The rate of childhood injury on farms and ranches has dropped by nearly 60 percent since 1998. Officials at the Marshfield Clinic point out this is an encouraging sign that research and public awareness efforts are making an impact on one of the nation's most hazardous industries.

The rate of childhood injuries fell 59 percent, from 16.6 to 6.8 per 1,000 farms from 1998 to 2009. This includes children who live on, visit, or are hired to work on farms. Injury rates for youth who live on farms also were down significantly, falling 47.3 percent. That's a reduction from 18.8 to 9.9 injuries per 1,000 farms. Meanwhile, the total number of injuries among youth 19 and under dropped from 37,774 to 15,011, while the number of youth living on farms dropped from 1.46 to 1.03 million.

Rate of injuries is the most meaningful method for judging progress, says Dr. Barbara Lee, director of the National Children's Center for Rural and Agricultural Health and Safety. It takes into account the reduced number of farms and the fewer numbers of children who live on, visit, or are hired to work on farms.

Fatalities continue to run high at 21.3 per 100,000 full-time equivalents. That gives agriculture the second leading fatality rate among all industries. As a whole, there are only 3.6 fatalities per 100,000 youth when looking at all sectors. Of the leading sources of fatalities, 25 percent involved machinery, including tractors; 17 involved motor vehicles, including ATVs, and 16 percent were due to drowning.

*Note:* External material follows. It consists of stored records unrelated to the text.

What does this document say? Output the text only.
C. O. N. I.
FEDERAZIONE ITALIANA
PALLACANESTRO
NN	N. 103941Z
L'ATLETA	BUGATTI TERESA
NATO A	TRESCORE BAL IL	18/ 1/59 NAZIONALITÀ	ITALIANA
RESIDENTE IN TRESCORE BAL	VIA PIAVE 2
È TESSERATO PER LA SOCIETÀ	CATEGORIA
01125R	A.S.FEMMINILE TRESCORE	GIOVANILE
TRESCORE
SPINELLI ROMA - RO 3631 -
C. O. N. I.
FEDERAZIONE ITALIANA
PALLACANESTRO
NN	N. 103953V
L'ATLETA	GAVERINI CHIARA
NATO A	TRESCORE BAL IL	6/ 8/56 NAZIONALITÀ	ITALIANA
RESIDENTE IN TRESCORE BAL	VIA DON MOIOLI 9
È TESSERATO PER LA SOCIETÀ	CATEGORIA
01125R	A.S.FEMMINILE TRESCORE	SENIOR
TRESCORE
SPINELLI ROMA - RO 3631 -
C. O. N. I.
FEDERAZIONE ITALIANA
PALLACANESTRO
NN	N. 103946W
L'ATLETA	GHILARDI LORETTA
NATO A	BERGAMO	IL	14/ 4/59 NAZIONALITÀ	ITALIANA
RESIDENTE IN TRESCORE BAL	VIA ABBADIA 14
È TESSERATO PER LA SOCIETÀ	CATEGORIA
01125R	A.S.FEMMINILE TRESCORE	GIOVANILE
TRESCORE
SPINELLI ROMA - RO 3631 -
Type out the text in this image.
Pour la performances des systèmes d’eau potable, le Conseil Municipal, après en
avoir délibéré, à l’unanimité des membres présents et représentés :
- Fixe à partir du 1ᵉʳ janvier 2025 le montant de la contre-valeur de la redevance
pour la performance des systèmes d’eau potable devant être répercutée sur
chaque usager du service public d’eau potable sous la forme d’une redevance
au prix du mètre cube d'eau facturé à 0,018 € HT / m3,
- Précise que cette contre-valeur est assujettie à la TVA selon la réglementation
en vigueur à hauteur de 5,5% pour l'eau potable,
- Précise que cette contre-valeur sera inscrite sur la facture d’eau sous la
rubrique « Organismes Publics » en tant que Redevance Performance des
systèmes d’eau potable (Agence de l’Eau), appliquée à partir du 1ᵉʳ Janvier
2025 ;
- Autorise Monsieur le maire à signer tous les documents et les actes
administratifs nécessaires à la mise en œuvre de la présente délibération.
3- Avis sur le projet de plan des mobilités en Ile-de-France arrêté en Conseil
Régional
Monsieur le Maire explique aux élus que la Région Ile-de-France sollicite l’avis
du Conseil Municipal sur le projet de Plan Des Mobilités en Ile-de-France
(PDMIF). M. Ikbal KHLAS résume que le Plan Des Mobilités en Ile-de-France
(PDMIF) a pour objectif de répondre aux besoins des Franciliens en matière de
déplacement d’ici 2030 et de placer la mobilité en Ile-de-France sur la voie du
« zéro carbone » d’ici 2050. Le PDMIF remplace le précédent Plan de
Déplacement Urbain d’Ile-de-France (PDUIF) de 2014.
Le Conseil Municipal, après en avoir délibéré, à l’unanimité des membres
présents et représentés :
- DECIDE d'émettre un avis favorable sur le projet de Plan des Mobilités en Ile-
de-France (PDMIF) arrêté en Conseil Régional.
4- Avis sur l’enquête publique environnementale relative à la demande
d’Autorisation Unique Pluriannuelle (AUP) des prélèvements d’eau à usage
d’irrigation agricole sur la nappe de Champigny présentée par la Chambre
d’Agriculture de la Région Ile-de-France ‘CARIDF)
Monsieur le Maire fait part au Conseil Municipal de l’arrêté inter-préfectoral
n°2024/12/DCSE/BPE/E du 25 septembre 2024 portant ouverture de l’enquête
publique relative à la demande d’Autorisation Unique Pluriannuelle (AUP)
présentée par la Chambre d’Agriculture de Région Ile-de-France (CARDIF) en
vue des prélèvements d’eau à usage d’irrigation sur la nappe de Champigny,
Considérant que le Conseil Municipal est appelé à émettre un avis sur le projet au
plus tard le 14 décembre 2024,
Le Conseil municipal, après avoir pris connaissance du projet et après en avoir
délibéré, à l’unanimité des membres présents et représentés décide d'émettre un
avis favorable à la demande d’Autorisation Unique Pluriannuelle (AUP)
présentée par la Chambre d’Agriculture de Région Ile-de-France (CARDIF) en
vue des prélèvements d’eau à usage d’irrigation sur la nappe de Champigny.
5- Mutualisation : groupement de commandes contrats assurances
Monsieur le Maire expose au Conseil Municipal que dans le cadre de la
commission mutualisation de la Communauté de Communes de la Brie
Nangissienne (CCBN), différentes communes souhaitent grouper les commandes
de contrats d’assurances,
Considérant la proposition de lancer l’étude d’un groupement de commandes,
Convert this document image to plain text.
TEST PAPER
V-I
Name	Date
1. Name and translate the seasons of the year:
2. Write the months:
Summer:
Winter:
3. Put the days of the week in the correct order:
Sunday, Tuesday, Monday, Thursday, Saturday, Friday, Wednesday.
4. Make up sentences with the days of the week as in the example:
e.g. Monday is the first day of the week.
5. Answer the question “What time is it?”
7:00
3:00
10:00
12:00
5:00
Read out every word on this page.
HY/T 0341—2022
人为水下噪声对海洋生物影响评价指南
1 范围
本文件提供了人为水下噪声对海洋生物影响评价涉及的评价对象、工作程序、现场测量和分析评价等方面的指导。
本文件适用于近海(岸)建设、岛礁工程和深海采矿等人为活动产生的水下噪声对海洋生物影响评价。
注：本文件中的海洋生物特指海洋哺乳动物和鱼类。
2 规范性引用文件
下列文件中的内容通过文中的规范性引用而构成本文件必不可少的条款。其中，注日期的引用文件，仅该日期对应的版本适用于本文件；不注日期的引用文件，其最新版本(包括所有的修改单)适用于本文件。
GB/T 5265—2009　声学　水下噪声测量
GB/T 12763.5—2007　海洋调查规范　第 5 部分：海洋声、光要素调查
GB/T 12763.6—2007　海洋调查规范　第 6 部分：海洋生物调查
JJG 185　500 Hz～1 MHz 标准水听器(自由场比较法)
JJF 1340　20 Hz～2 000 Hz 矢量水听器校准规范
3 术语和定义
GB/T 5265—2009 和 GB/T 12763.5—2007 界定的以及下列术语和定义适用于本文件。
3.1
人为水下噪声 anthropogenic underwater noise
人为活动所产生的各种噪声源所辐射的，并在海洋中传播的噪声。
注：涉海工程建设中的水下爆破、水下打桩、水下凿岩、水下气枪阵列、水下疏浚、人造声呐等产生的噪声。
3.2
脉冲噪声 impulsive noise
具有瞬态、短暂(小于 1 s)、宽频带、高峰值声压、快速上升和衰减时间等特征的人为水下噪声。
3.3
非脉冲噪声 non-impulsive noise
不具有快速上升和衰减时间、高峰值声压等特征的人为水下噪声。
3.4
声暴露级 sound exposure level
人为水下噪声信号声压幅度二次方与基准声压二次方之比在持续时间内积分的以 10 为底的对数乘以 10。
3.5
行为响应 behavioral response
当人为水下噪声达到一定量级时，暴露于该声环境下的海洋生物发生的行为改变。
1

While a great deal of progress has been made in improving safety for farm children, two areas are showing higher injury rates: all-terrain vehicles (ATVs) and horses. An in-depth analysis of 2006 data revealed a mixture of work and nonwork exposures, including ATVs and horses that are contributing to higher injury rates among farm household children ages 10 to 15, relative to other age groups.